I agree with the general sentiment here.
Neverwinter Nights was a toolset with a demo adventure attached. This is the OC, and it's rather bad. But some of the stuff people made with it ended up being brilliant.
Fun factoid: NWN was never actually -meant- to have a long, meaty single-player campaign. From gamasutra:
Our original plan for the NWN story called for approximately 30 2-hour missions that people could play together, enjoy a wonderful experience, and exit from the game. However, market research led us to believe that a vast single-player story was important to end-users; they did not want to see Mechwarrior-style missions where the party would be briefed, charge off like raging lunatics, slay and loot the villains, and then return to the tavern for a nice cup of mead.
This led to a -lot- of juryrigging in the OC. All that stuff where people keep giving you tokens? It's because the game otherwise can't remember stuff you did across modules. And there were plenty of performance issues too. Not to mention the fun bugs caused by suddenly having huge modules do stuff they weren't originally conceived to do:
I'm also convinced that this explains the OC's tons of boring filler combat and utterly pointless fetch quests and the never-ending spam of lootable chests and barrels holding 1 GP or 3 crossbow bolts. Filler to make the game look and feel like a "bioware" sized game, which the designers threw together at the last minute because market research was promising doom and gloom if they didn't. That's harder to find quotes on, though.
But speaking of fun bugs:
This led to one of our favorite bugs concerning the reputation system: the disappearing orcs. The orcs were placed in the Aurora Toolset, the module designer then starts the chapter, and plays through the chapter, testing for balance. By the time the designer reaches the area containing the orcs, there is only treasure lying on the ground; the orcs are long gone. The AI was accused of forcing the creatures to drop their treasure and run away. Upon further investigation, the orcs had been told to "wander" near the area that they were standing in. Nearby, there was a large encounter area that spawned deer. However, orcs are hostile to deer. So, the orc would "wander" into the area, and a deer would appear.
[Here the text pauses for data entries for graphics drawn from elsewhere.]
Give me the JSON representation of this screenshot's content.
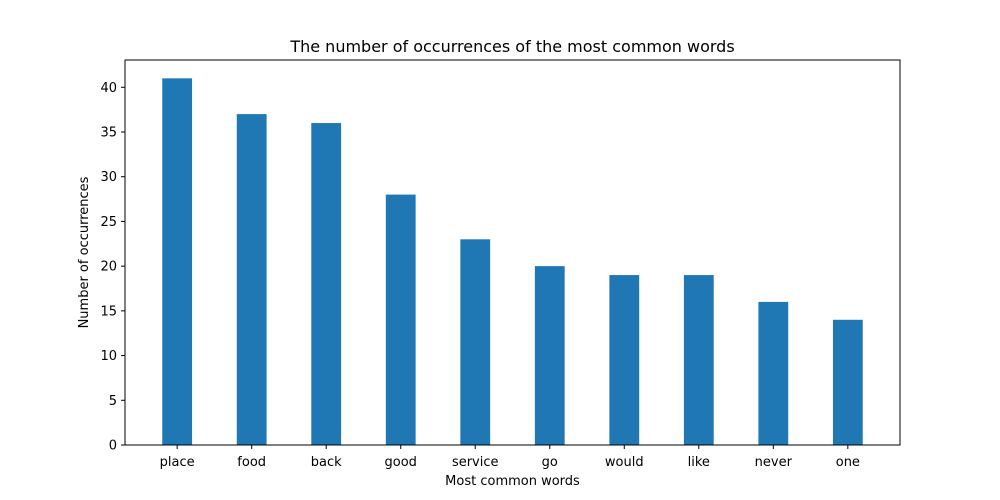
{
  "chart_data": {
    "type": "bar",
    "title": "The number of occurrences of the most common words",
    "xlabel": "Most common words",
    "ylabel": "Number of occurrences",
    "categories": [
      "place",
      "food",
      "back",
      "good",
      "service",
      "go",
      "would",
      "like",
      "never",
      "one"
    ],
    "values": [
      41,
      37,
      36,
      28,
      23,
      20,
      19,
      19,
      16,
      14
    ],
    "ylim": [
      0,
      43.05
    ],
    "yticks": [
      0,
      5,
      10,
      15,
      20,
      25,
      30,
      35,
      40
    ],
    "grid": false,
    "bar_color": "#1f77b4"
  }
}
The orc then proceeds to make short work of the deer. All is fine in the world, but the deer don't like orcs any more. The encounter area resets, and says "there's a hostile creature nearby", and the deer runs headlong at the orc. The orc says "Fine! Deer Stew #2 coming up!". Repeat ad nauseum. Unfortunately, the orc doesn't have an unlimited capacity to heal himself. After about 25 deer are spawned in, they finally get enough lucky attacks on the orc to kill the orc outright. To tie things off, the encounter area would reacquire and destroy the deer, since keeping extra encounter creatures that weren't actively fighting or watched by a PC was just a waste of CPU time. Hence, the orc's treasure would be left on the ground, and no sign of the victorious deer was to be found!
Fortunately, lots of the really quirky behaviour was patched or improved on by the expansions, so modern NWN is a much better experience than it was on release, and builders don't have to use nearly so many dirty tricks.